Starting weight: 303.8
Previous weight: 300.6
Current weight: 299.6
Pounds lost this week: 1
Total weight lost: 4.2
Not the big number I was looking for to start the year, but considering I didn’t really track my food this week or exercise, I’ll take it. To be honest, I’m not really sure where this week has gone. Yesterday I woke up around noon and then spent a few hours cleaning my room. The day before I slept in and then spent the day grocery shopping (where our cart was filled with fruits and vegetables and little to no processed foods). The day before that I slept in really late because I had stayed up way too late the night before. I keep meaning to do something productive with my time, but I haven’t quite managed to do that yet.
I have, however, been eating better. I’ve started eating more hummus wraps with vegetables.I made one tabbouleh salad the other day that wasn’t all that great, so I’m going to have to try another recipe to see if I can find one that I like. I had tabbouleh at Whole Foods, and it was great. Now I just need to find a way to recreate it at home. I also have a bunch of other cold salads that I want to try before work starts.
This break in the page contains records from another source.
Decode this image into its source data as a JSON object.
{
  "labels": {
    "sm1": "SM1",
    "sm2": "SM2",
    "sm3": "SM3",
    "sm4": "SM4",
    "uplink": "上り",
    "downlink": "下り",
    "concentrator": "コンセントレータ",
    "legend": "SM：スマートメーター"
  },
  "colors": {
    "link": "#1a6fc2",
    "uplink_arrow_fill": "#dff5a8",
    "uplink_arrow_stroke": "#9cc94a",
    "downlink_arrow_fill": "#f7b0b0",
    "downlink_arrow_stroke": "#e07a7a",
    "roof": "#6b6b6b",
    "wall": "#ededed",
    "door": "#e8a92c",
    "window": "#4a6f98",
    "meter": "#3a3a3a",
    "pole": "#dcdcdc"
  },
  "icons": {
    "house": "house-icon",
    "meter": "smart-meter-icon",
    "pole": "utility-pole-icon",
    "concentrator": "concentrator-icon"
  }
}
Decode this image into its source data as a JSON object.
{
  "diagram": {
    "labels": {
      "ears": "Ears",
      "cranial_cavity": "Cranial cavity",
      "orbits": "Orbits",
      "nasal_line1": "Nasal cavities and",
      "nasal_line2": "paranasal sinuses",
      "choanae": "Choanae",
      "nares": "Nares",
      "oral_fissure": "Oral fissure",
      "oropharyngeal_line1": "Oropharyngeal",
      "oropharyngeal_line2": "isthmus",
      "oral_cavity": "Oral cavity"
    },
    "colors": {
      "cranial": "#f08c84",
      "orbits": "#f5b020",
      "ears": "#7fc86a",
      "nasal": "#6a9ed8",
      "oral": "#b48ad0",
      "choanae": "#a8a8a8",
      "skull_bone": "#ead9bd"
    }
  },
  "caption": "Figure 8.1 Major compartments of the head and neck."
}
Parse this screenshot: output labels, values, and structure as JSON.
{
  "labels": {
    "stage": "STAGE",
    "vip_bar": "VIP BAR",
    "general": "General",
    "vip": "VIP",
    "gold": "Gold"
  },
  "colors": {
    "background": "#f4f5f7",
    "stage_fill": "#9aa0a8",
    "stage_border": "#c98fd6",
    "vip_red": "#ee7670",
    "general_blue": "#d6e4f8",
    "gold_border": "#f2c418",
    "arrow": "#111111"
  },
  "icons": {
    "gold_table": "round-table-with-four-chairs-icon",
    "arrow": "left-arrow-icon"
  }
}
My new food for the week is bulgur wheat. It’s not exactly new as I tried it before at Whole Foods (see tabbouleh above, which I’m fairly positive was made from bulgur), but this was my first time making it at home, so I’m still including it. Turns out it’s really easy to make, and really cheap at the market I go to. Mix half a cup of bulgur with a cup of water, bring to a boil, then remove from heat and wait until the bulgur absorbs the water, about 25 minutes. So easy! Also, a cup of cooked bulgur has about 150 calories, 8 grams of fiber, and 6 grams of protein. So that’s pretty cool. I experimented with a southwest-style bulgur dish yesterday, but I added way too many spices and not enough of anything else, so it was sort of gross unless I added some vegan sour cream to it. I think, though, that if I added more beans vegetables, it would have been good. Maybe I’ll try that again this weekend.